Good day. Sorry, I've been trying to find the matches of the following 3 different tables in another single table that is the combination of the previous ones (I didn't put it here because the post was already very long, but it is literally the three previous ones pasted together one after another ). You see, I ran Blastp from one model organism against 3 others and now I would like to know which hit genes are shared among all the organisms.
#Frame 1 Hits Organism1
|OrganismoM |Organismo1 |
|gen_pep01 |hsa_pep01 |
|gen_pep01 |hsa_pep02 |
|gen_pep01 |hsa_pep03 |
|gen_pep03 |hsa_pep11 |
|gen_pep05 |hsa_pep20 |
#Frame 2 Hits Organism2
|OrganismoM |Organismo2 |
|gen_pep02 |rno_pep14 |
|gen_pep05 |rno_pep22 |
|gen_pep05 |rno_pep23 |
|gen_pep05 |rno_pep25 |
#Frame 3 Hits Organism3
|OrganismoM |Organismo3 |
|gen_pep01 |dre_pep01 |
|gen_pep03 |dre_pep08 |
|gen_pep08 |dre_pep99 |
What I am trying to obtain is a table that indicates the hits of each gene in each organism, something like this:
#Final frame
|OrganismM |Organism1 |Organism2 |Organism3 |
|gen_pep01 |hsa_pep01 |rno_pep01 |dre_pep01 |
|gen_pep01 |hsa_pep02 |rno_pep01 |dre_pep01 |
|gen_pep01 |hsa_pep03 |rno_pep01 |dre_pep01 |
|gen_pep02 |rno_pep14 |N/A |N/A |
|gen_pep03 |hsa_pep11 |dre_pep08 |N/A |
|gen_pep05 |hsa_pep20 |rno_pep22 |N/A |
|gen_pep05 |hsa_pep20 |rno_pep23 |N/A |
|gen_pep05 |hsa_pep20 |rno_pep25 |N/A |
|gen_pep08 |drep_pep99 |N/A |N/A |
But my current attempts with match
library(xlsx)
HitsOrganismMvsOrganismsGeneral<-read.xlsx("HitsOrganismoMvsOrganismosGeneral.xlsx",1) #Frame combination of the 3 frames
HitsOrganismMvsOrganism1<-read.xlsx("Frame1.xlsx",1) #Frame 1
MatchOrganismMvsOrganismsGeneralVSOrganismMvsOrganism1<-match(HitsOrganismMvsOrganismsGeneral$OrganismM,HitsOrganismMvsOrganism1$OrganismM)

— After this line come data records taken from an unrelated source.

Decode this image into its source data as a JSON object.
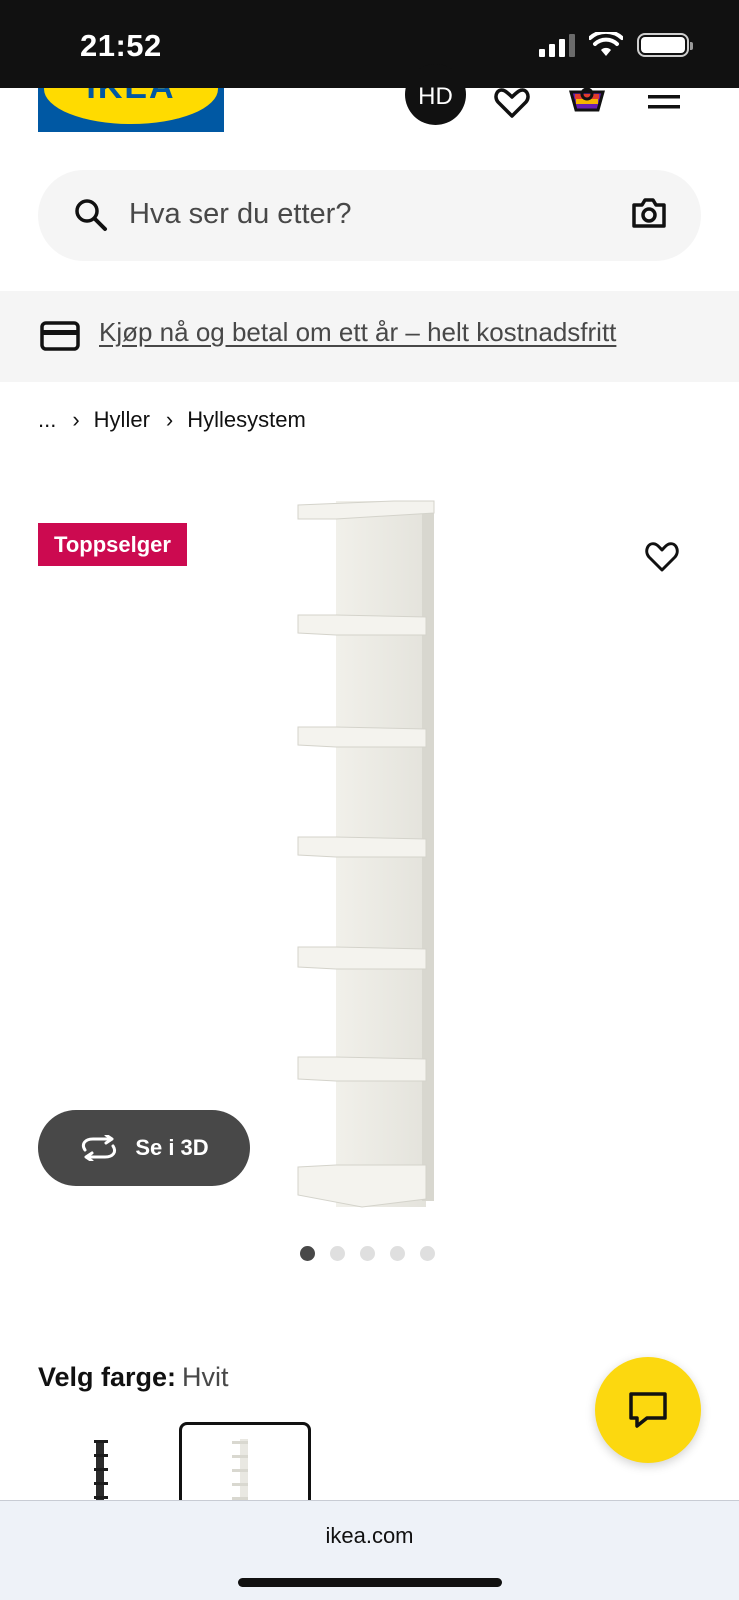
{
  "status_bar": {
    "time": "21:52"
  },
  "header": {
    "logo_text": "IKEA",
    "avatar_initials": "HD",
    "icons": [
      "heart-icon",
      "cart-icon",
      "menu-icon"
    ]
  },
  "search": {
    "placeholder": "Hva ser du etter?"
  },
  "promo": {
    "link_text": "Kjøp nå og betal om ett år – helt kostnadsfritt"
  },
  "breadcrumb": {
    "items": [
      "...",
      "Hyller",
      "Hyllesystem"
    ]
  },
  "product": {
    "badge": "Toppselger",
    "view_3d_label": "Se i 3D",
    "image_count": 5,
    "active_image_index": 0
  },
  "color": {
    "label": "Velg farge:",
    "value": "Hvit"
  },
  "browser": {
    "url": "ikea.com"
  },
  "colors": {
    "brand_blue": "#0058a3",
    "brand_yellow": "#ffdb00",
    "badge_red": "#cc0a50",
    "chat_yellow": "#fcd80f"
  }
}
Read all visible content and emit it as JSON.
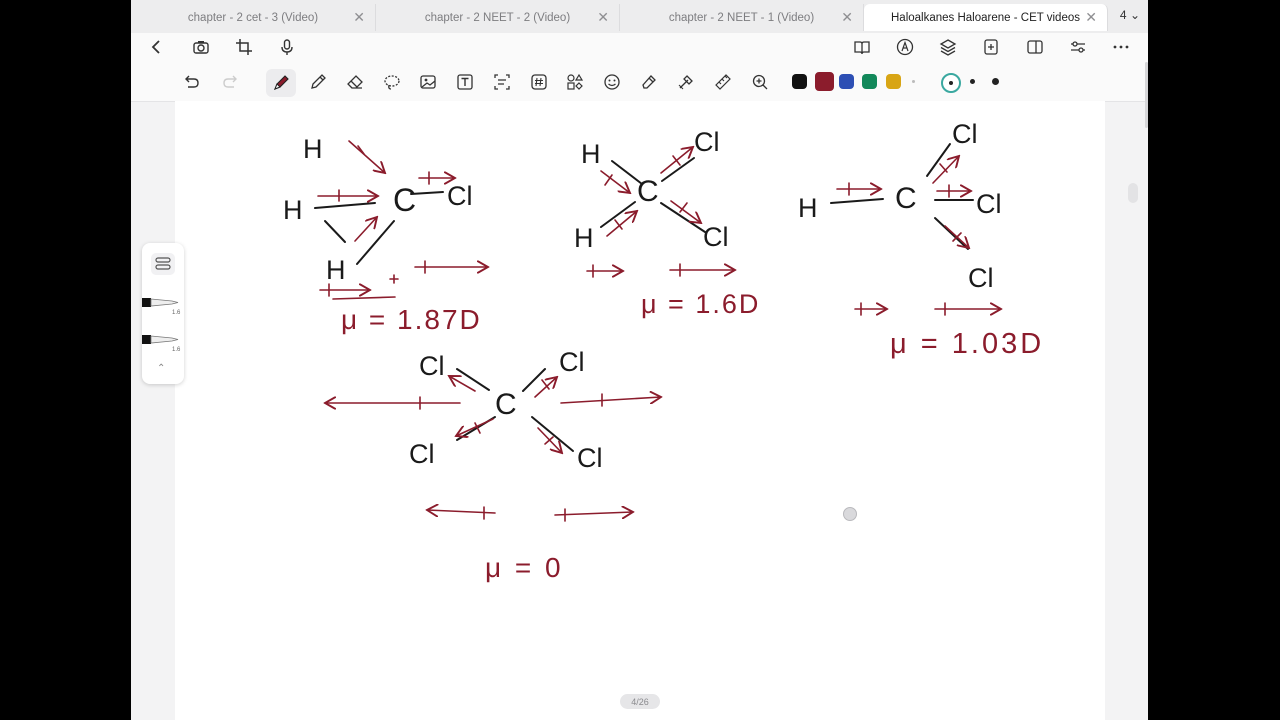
{
  "tabs": [
    {
      "label": "chapter - 2 cet - 3 (Video)",
      "active": false
    },
    {
      "label": "chapter - 2 NEET - 2 (Video)",
      "active": false
    },
    {
      "label": "chapter - 2 NEET - 1 (Video)",
      "active": false
    },
    {
      "label": "Haloalkanes Haloarene - CET videos",
      "active": true
    }
  ],
  "tab_count": "4",
  "nav_left_icons": [
    "back-icon",
    "camera-icon",
    "crop-icon",
    "microphone-icon"
  ],
  "nav_right_icons": [
    "book-icon",
    "pencil-circle-icon",
    "layers-icon",
    "page-add-icon",
    "sidebar-icon",
    "sliders-icon",
    "more-icon"
  ],
  "tools": [
    "undo-icon",
    "redo-icon",
    "pen-icon",
    "pencil-icon",
    "eraser-icon",
    "lasso-icon",
    "image-icon",
    "text-icon",
    "ocr-icon",
    "hashtag-icon",
    "shapes-icon",
    "sticker-icon",
    "highlighter-icon",
    "laser-icon",
    "ruler-icon",
    "zoom-icon"
  ],
  "colors": {
    "black": "#111111",
    "maroon": "#8b1c2c",
    "blue": "#2d4fb4",
    "green": "#12885a",
    "yellow": "#d8a515",
    "ink": "#1a1a1a"
  },
  "pen_panel": {
    "size1": "1.6",
    "size2": "1.6"
  },
  "page_indicator": "4/26",
  "notes": {
    "mol1": {
      "atoms": [
        "H",
        "H",
        "H",
        "C",
        "Cl"
      ],
      "dipole": "μ = 1.87D"
    },
    "mol2": {
      "atoms": [
        "H",
        "H",
        "C",
        "Cl",
        "Cl"
      ],
      "dipole": "μ = 1.6D"
    },
    "mol3": {
      "atoms": [
        "H",
        "C",
        "Cl",
        "Cl",
        "Cl"
      ],
      "dipole": "μ = 1.03D"
    },
    "mol4": {
      "atoms": [
        "Cl",
        "Cl",
        "Cl",
        "Cl",
        "C"
      ],
      "dipole": "μ = 0"
    }
  }
}
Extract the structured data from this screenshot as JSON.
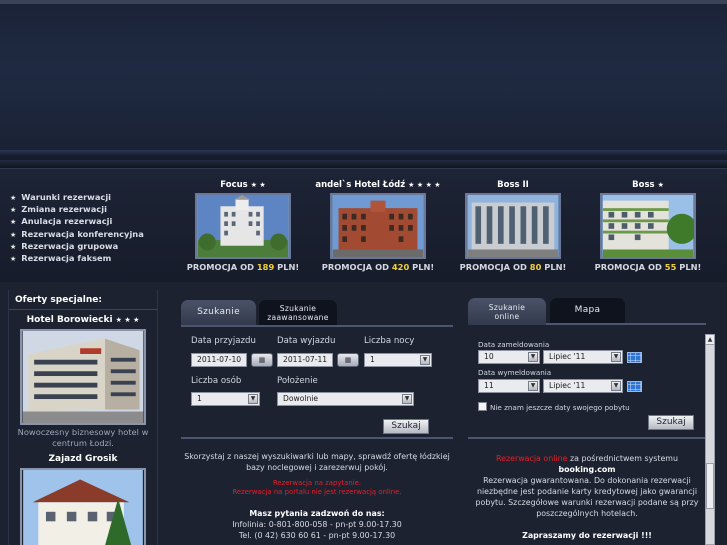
{
  "quick_links": [
    "Warunki rezerwacji",
    "Zmiana rezerwacji",
    "Anulacja rezerwacji",
    "Rezerwacja konferencyjna",
    "Rezerwacja grupowa",
    "Rezerwacja faksem"
  ],
  "hotels": [
    {
      "name": "Focus",
      "stars": "★ ★",
      "promo_prefix": "PROMOCJA OD",
      "price": "189",
      "promo_suffix": "PLN!"
    },
    {
      "name": "andel`s Hotel Łódź",
      "stars": "★ ★ ★ ★",
      "promo_prefix": "PROMOCJA OD",
      "price": "420",
      "promo_suffix": "PLN!"
    },
    {
      "name": "Boss II",
      "stars": "",
      "promo_prefix": "PROMOCJA OD",
      "price": "80",
      "promo_suffix": "PLN!"
    },
    {
      "name": "Boss",
      "stars": "★",
      "promo_prefix": "PROMOCJA OD",
      "price": "55",
      "promo_suffix": "PLN!"
    }
  ],
  "special_offers": {
    "title": "Oferty specjalne:",
    "offer1_name": "Hotel Borowiecki",
    "offer1_stars": "★ ★ ★",
    "offer1_desc_line1": "Nowoczesny biznesowy hotel w",
    "offer1_desc_line2": "centrum Łodzi.",
    "offer2_name": "Zajazd Grosik"
  },
  "search": {
    "tab_search": "Szukanie",
    "tab_advanced_line1": "Szukanie",
    "tab_advanced_line2": "zaawansowane",
    "arrival_label": "Data przyjazdu",
    "arrival_value": "2011-07-10",
    "departure_label": "Data wyjazdu",
    "departure_value": "2011-07-11",
    "nights_label": "Liczba nocy",
    "nights_value": "1",
    "persons_label": "Liczba osób",
    "persons_value": "1",
    "location_label": "Położenie",
    "location_value": "Dowolnie",
    "search_button": "Szukaj"
  },
  "mid_info": {
    "line1": "Skorzystaj z naszej wyszukiwarki lub mapy, sprawdź ofertę łódzkiej",
    "line2": "bazy noclegowej i zarezerwuj pokój.",
    "red1": "Rezerwacja na zapytanie.",
    "red2": "Rezerwacja na portalu nie jest rezerwacją online.",
    "phone_title": "Masz pytania zadzwoń do nas:",
    "phone1": "Infolinia: 0-801-800-058 - pn-pt 9.00-17.30",
    "phone2": "Tel. (0 42) 630 60 61 - pn-pt 9.00-17.30"
  },
  "online": {
    "tab_online_line1": "Szukanie",
    "tab_online_line2": "online",
    "tab_map": "Mapa",
    "checkin_label": "Data zameldowania",
    "checkin_day": "10",
    "checkin_month": "Lipiec '11",
    "checkout_label": "Data wymeldowania",
    "checkout_day": "11",
    "checkout_month": "Lipiec '11",
    "no_dates_label": "Nie znam jeszcze daty swojego pobytu",
    "search_button": "Szukaj"
  },
  "right_info": {
    "red_link": "Rezerwacja online",
    "line1_rest": " za pośrednictwem systemu",
    "brand": "booking.com",
    "line3": "Rezerwacja gwarantowana. Do dokonania rezerwacji",
    "line4": "niezbędne jest podanie karty kredytowej jako gwarancji",
    "line5": "pobytu. Szczegółowe warunki rezerwacji podane są przy",
    "line6": "poszczególnych hotelach.",
    "invite": "Zapraszamy do rezerwacji !!!"
  },
  "colors": {
    "background": "#1c2230",
    "price_accent": "#f1d23a",
    "alert_red": "#e4202a",
    "grid_icon": "#2f76d6"
  }
}
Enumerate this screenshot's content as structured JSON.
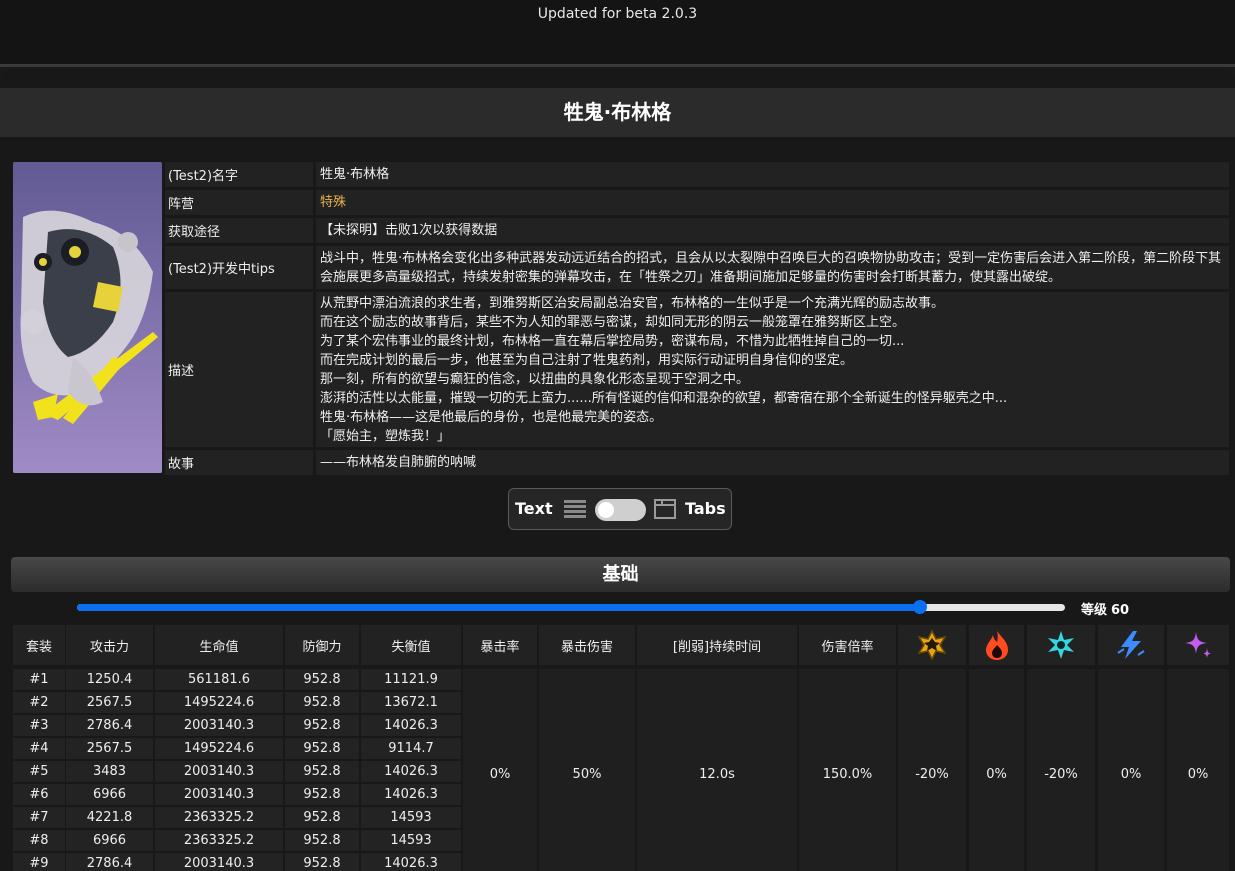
{
  "header": {
    "update_text": "Updated for beta 2.0.3"
  },
  "character": {
    "title": "牲鬼·布林格",
    "info": [
      {
        "key": "(Test2)名字",
        "lines": [
          "牲鬼·布林格"
        ]
      },
      {
        "key": "阵营",
        "lines": [
          "特殊"
        ]
      },
      {
        "key": "获取途径",
        "lines": [
          "【未探明】击败1次以获得数据"
        ]
      },
      {
        "key": "(Test2)开发中tips",
        "lines": [
          "战斗中，牲鬼·布林格会变化出多种武器发动远近结合的招式，且会从以太裂隙中召唤巨大的召唤物协助攻击；受到一定伤害后会进入第二阶段，第二阶段下其会施展更多高量级招式，持续发射密集的弹幕攻击，在「牲祭之刃」准备期间施加足够量的伤害时会打断其蓄力，使其露出破绽。"
        ]
      },
      {
        "key": "描述",
        "lines": [
          "从荒野中漂泊流浪的求生者，到雅努斯区治安局副总治安官，布林格的一生似乎是一个充满光辉的励志故事。",
          "而在这个励志的故事背后，某些不为人知的罪恶与密谋，却如同无形的阴云一般笼罩在雅努斯区上空。",
          "为了某个宏伟事业的最终计划，布林格一直在幕后掌控局势，密谋布局，不惜为此牺牲掉自己的一切...",
          "而在完成计划的最后一步，他甚至为自己注射了牲鬼药剂，用实际行动证明自身信仰的坚定。",
          "那一刻，所有的欲望与癫狂的信念，以扭曲的具象化形态呈现于空洞之中。",
          "澎湃的活性以太能量，摧毁一切的无上蛮力......所有怪诞的信仰和混杂的欲望，都寄宿在那个全新诞生的怪异躯壳之中...",
          "牲鬼·布林格——这是他最后的身份，也是他最完美的姿态。",
          "「愿始主，塑炼我！」"
        ]
      },
      {
        "key": "故事",
        "lines": [
          "——布林格发自肺腑的呐喊"
        ]
      }
    ]
  },
  "view_toggle": {
    "text_label": "Text",
    "tabs_label": "Tabs",
    "list_icon": "list-icon",
    "tab_icon": "tab-window-icon"
  },
  "section": {
    "title": "基础"
  },
  "level_slider": {
    "label": "等级",
    "value": 60,
    "max": 70,
    "fraction": 0.853
  },
  "stats_table": {
    "headers": [
      "套装",
      "攻击力",
      "生命值",
      "防御力",
      "失衡值",
      "暴击率",
      "暴击伤害",
      "[削弱]持续时间",
      "伤害倍率"
    ],
    "element_icons": [
      {
        "name": "physical-element-icon",
        "color": "#e8a317"
      },
      {
        "name": "fire-element-icon",
        "color": "#ff4b1f"
      },
      {
        "name": "ice-element-icon",
        "color": "#36d6e0"
      },
      {
        "name": "electric-element-icon",
        "color": "#3c8cff"
      },
      {
        "name": "ether-element-icon",
        "color": "#c45cf0"
      }
    ],
    "rows": [
      [
        "#1",
        "1250.4",
        "561181.6",
        "952.8",
        "11121.9"
      ],
      [
        "#2",
        "2567.5",
        "1495224.6",
        "952.8",
        "13672.1"
      ],
      [
        "#3",
        "2786.4",
        "2003140.3",
        "952.8",
        "14026.3"
      ],
      [
        "#4",
        "2567.5",
        "1495224.6",
        "952.8",
        "9114.7"
      ],
      [
        "#5",
        "3483",
        "2003140.3",
        "952.8",
        "14026.3"
      ],
      [
        "#6",
        "6966",
        "2003140.3",
        "952.8",
        "14026.3"
      ],
      [
        "#7",
        "4221.8",
        "2363325.2",
        "952.8",
        "14593"
      ],
      [
        "#8",
        "6966",
        "2363325.2",
        "952.8",
        "14593"
      ],
      [
        "#9",
        "2786.4",
        "2003140.3",
        "952.8",
        "14026.3"
      ]
    ],
    "shared": [
      "0%",
      "50%",
      "12.0s",
      "150.0%",
      "-20%",
      "0%",
      "-20%",
      "0%",
      "0%"
    ]
  }
}
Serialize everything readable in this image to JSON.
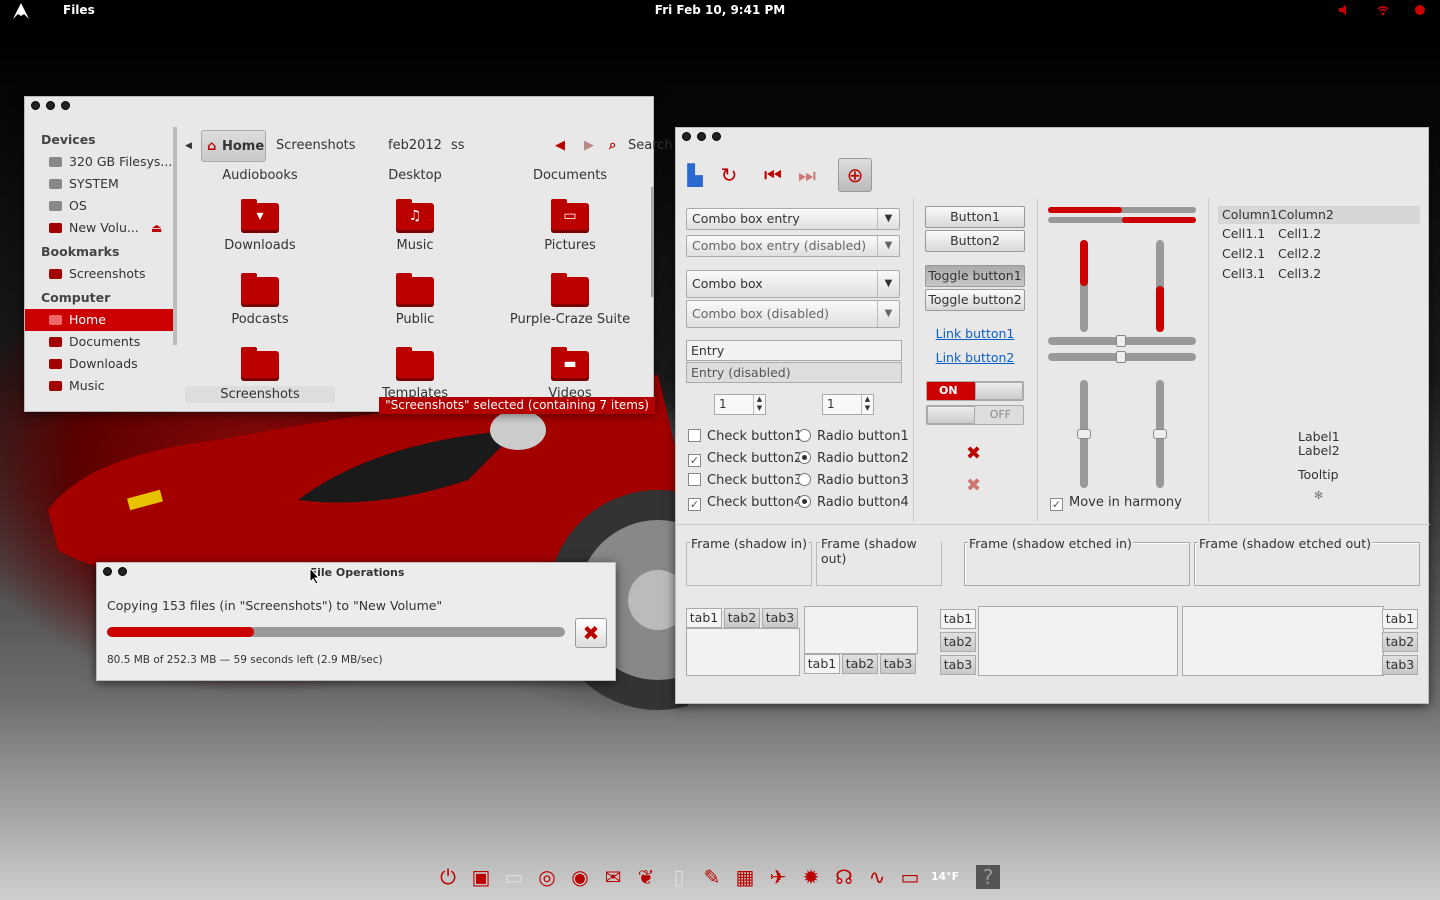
{
  "topbar": {
    "app": "Files",
    "clock": "Fri Feb 10,  9:41 PM"
  },
  "fm": {
    "sidebar": {
      "devices_header": "Devices",
      "devices": [
        "320 GB Filesys...",
        "SYSTEM",
        "OS",
        "New Volu..."
      ],
      "bookmarks_header": "Bookmarks",
      "bookmarks": [
        "Screenshots"
      ],
      "computer_header": "Computer",
      "computer": [
        "Home",
        "Documents",
        "Downloads",
        "Music"
      ]
    },
    "path": [
      "Home",
      "Screenshots",
      "feb2012",
      "ss"
    ],
    "search": "Search",
    "items": [
      "Audiobooks",
      "Desktop",
      "Documents",
      "Downloads",
      "Music",
      "Pictures",
      "Podcasts",
      "Public",
      "Purple-Craze Suite",
      "Screenshots",
      "Templates",
      "Videos"
    ],
    "status": "\"Screenshots\" selected (containing 7 items)"
  },
  "fo": {
    "title": "File Operations",
    "message": "Copying 153 files (in \"Screenshots\") to \"New Volume\"",
    "progress": 0.32,
    "detail": "80.5 MB of 252.3 MB — 59 seconds left (2.9 MB/sec)"
  },
  "wf": {
    "combo_entry": "Combo box entry",
    "combo_entry_dis": "Combo box entry (disabled)",
    "combo": "Combo box",
    "combo_dis": "Combo box (disabled)",
    "entry": "Entry",
    "entry_dis": "Entry (disabled)",
    "spin1": "1",
    "spin2": "1",
    "checks": [
      "Check button1",
      "Check button2",
      "Check button3",
      "Check button4"
    ],
    "checked": [
      false,
      true,
      false,
      true
    ],
    "radios": [
      "Radio button1",
      "Radio button2",
      "Radio button3",
      "Radio button4"
    ],
    "buttons": [
      "Button1",
      "Button2"
    ],
    "toggles": [
      "Toggle button1",
      "Toggle button2"
    ],
    "links": [
      "Link button1",
      "Link button2"
    ],
    "switch_on": "ON",
    "switch_off": "OFF",
    "hsliders": [
      0.5,
      0.5
    ],
    "vsliders": [
      0.5,
      0.5
    ],
    "harmony": "Move in harmony",
    "tree": {
      "columns": [
        "Column1",
        "Column2"
      ],
      "rows": [
        [
          "Cell1.1",
          "Cell1.2"
        ],
        [
          "Cell2.1",
          "Cell2.2"
        ],
        [
          "Cell3.1",
          "Cell3.2"
        ]
      ]
    },
    "label1": "Label1",
    "label2": "Label2",
    "tooltip": "Tooltip",
    "frames": [
      "Frame (shadow in)",
      "Frame (shadow out)",
      "Frame (shadow etched in)",
      "Frame (shadow etched out)"
    ],
    "tabs": [
      "tab1",
      "tab2",
      "tab3"
    ]
  },
  "dock": {
    "weather": "14°F"
  },
  "colors": {
    "accent": "#cc0000",
    "window_bg": "#e8e8e8"
  }
}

IndexMatchOrganismMvsOrganismsGeneralVSOrganismMvsOrganism1<-!is.na(MatchOrganismMvsOrganismsGeneralVSOrganismMvsOrganism)
Index2MatchOrganismoMvsOrganismosGeneralVSOrganismoMvsOrganismo1<-OrganismoMvsOrganismo1$Organismo1[MatchOrganismoMvsOrganismosGeneralVSOrganismoMvsOrganismo1]
But my current match attempts give this, (note the "*"), basically repeating only the first gene that is matched
|OrganismM |Organism1 |Organism2 |Organism3 |
|gen_pep01 |*hsa_pep01*|rno_pep01 |dre_pep01 |
|gen_pep01 |*hsa_pep01*|rno_pep01 |dre_pep01 |
|gen_pep01 |*hsa_pep01*|rno_pep01 |dre_pep01 |
|gen_pep02 |rno_pep14 |N/A |N/A |
|gen_pep03 |hsa_pep11 |dre_pep08 |N/A |
|gen_pep05 |hsa_pep20 |*rno_pep22*|N/A |
|gen_pep05 |hsa_pep20 |*rno_pep22*|N/A |
|gen_pep05 |hsa_pep20 |*rno_pep22*|N/A |
|gen_pep08 |drep_pep99 |N/A |N/A |
Does anyone know how to fix this or know any other alternative method that you recommend? Many thanks for your time and have a great day.